China Petroleum & Chemical Corp (Sinopec), the world's third-largest oil refiner by capacity, expects first-quarter earnings to surge more than 50 per cent, after reporting a better than expected 30 per cent jump in net profit last year.

Thanks to increased output and higher sales prices, and a fourth-quarter turnaround of its refinery operation, net profit for the 12 months to December last year swelled to 53.91 billion yuan from a revised 41.46 billion yuan in 2005.

The Beijing-based company's share price climbed 3.48 per cent to HK$7.14 after it announced its results yesterday.

The profit beat by 7.8 per cent the 50.01 billion yuan mean estimate of 22 analysts surveyed by Thomson First Call.

Turnover at the mainland's second-largest oil and gas producer grew 29.3 per cent to a record 1.08 trillion yuan last year, driven by a 3.84 per cent growth in oil and gas output, the fastest in five years, and a 19.9 per cent jump in average crude oil selling price to US$56.53 a barrel.

Losses at the company's refining operation widened to 25.3 billion yuan from 3.54 billion yuan, but the segment turned in a 3.89 billion yuan operating profit in the fourth quarter after three quarters of losses, thanks to lower crude oil prices and stable refined fuel prices.

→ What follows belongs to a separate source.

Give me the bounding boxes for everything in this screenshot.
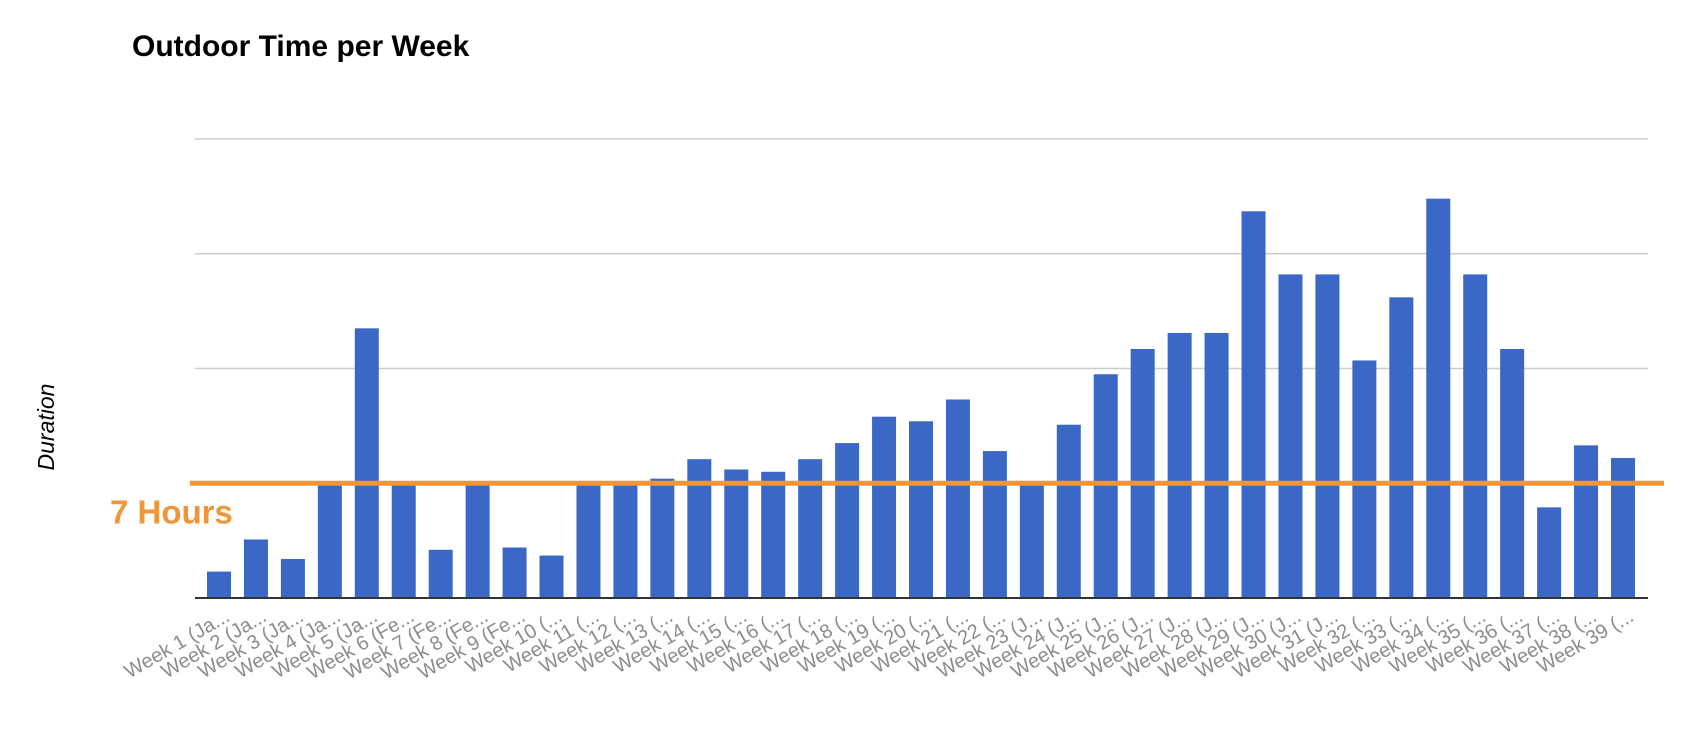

The company was also aided by a five billion yuan government subsidy to compensate for its refining losses due to Beijing's fuel price control policies implemented to contain inflation.

The company plans to increase oil output by 2.1 per cent to 291.1 million barrels this year, while gas production will be lifted 10.1 per cent to 282.5 billion cubic feet.

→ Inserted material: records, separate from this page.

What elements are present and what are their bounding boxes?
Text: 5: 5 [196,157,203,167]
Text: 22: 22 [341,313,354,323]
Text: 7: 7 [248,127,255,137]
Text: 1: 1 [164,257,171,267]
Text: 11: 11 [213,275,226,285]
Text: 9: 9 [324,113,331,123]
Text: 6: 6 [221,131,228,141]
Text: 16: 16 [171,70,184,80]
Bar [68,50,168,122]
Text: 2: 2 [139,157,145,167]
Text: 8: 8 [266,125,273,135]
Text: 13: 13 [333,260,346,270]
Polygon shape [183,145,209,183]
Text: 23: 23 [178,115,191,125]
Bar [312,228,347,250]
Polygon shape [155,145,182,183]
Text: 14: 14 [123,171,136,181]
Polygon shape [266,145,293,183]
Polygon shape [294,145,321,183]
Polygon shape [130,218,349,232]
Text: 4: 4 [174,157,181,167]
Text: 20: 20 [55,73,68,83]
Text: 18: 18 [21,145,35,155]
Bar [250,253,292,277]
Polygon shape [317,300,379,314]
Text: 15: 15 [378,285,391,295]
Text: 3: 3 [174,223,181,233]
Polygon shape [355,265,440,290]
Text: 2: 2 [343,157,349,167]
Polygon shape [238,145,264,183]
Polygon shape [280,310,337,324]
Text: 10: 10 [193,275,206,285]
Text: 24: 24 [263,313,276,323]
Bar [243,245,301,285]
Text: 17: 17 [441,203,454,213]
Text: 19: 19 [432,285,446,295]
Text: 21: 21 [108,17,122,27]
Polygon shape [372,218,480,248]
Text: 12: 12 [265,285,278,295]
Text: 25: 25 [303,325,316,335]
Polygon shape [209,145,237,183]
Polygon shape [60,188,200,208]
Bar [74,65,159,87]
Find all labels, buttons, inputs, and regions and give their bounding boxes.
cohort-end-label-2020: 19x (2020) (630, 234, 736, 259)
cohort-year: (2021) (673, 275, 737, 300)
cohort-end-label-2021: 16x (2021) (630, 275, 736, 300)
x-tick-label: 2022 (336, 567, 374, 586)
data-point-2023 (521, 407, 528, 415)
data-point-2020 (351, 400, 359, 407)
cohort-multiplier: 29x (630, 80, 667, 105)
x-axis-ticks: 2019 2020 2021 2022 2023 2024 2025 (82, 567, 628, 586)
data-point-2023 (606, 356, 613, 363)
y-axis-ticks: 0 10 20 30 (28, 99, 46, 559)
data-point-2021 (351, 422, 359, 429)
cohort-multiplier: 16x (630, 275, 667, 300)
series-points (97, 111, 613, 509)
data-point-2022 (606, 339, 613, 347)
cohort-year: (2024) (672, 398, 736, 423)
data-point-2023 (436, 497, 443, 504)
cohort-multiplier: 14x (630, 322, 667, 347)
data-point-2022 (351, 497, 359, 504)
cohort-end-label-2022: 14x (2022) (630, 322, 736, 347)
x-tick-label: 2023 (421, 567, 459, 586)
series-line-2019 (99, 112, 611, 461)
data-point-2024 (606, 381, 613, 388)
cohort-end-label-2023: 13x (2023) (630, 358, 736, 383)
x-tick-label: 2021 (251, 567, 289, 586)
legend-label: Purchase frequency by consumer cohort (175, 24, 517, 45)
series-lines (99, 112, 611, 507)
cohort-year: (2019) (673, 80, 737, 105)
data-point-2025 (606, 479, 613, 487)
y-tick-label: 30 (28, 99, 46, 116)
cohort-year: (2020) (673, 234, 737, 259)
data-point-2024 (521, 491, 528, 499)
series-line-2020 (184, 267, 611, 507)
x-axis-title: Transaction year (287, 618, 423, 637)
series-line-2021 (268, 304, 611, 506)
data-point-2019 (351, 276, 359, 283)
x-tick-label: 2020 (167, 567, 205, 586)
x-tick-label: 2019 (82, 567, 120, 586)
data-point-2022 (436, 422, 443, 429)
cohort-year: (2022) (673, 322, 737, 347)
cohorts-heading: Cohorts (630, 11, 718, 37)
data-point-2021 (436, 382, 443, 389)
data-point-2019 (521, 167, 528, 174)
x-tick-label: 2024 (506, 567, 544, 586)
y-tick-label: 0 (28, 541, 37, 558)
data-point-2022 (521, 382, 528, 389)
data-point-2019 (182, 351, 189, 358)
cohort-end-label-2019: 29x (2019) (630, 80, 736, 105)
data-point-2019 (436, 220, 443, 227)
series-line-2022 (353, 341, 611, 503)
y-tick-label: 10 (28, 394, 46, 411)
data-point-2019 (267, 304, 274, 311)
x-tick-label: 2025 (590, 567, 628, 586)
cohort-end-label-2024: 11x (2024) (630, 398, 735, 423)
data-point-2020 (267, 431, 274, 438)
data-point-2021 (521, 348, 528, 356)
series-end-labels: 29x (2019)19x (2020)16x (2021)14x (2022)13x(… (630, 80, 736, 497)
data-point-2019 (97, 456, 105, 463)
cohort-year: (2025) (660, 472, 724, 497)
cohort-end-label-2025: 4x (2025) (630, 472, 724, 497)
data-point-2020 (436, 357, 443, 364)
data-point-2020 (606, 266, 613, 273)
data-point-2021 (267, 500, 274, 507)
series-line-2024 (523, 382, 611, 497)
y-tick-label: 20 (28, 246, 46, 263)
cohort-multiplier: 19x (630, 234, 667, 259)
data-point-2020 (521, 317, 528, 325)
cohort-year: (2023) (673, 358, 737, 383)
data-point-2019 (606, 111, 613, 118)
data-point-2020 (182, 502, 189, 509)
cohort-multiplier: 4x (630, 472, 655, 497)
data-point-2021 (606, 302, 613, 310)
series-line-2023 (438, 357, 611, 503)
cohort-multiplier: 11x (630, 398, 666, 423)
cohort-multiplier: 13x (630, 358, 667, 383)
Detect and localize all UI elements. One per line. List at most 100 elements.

It also plans to raise capital investment 37.9 per cent to 110.1 billion yuan this year, with the biggest increment going to oil and gas exploration and production.

Further down the line, chairman Chen Tonghai said the company planned to speed up development of its Puguang gas field - the second largest by reserves in the mainland - by spending 63.2 billion yuan until 2010 on exploration and production there and laying a gas pipeline from the field in Sichuan province to Shanghai.

Production will begin before the end of next year, with annual output capacity of more than 10 billion cubic metres in 2009, rising to 15 billion cubic metres in 2010.

The 1,702km, 22 billion yuan pipeline with an annual capacity of 15 billion cubic metres is scheduled to be completed by the end of next year.

Mr Chen said the appraised proven reserves at the Puguang field, discovered in 2003, had risen to 356 billion cubic metres at the end of last year from 251 billion cubic metres a year earlier.

Sinopec offered a final dividend of 11 fen a share, compared with nine fen a year in 2005. That brings the dividend for last year to 15 fen per share, up from 13 fen in 2005, but the payout ratio has fallen to 24.1 per cent from 27.1 per cent.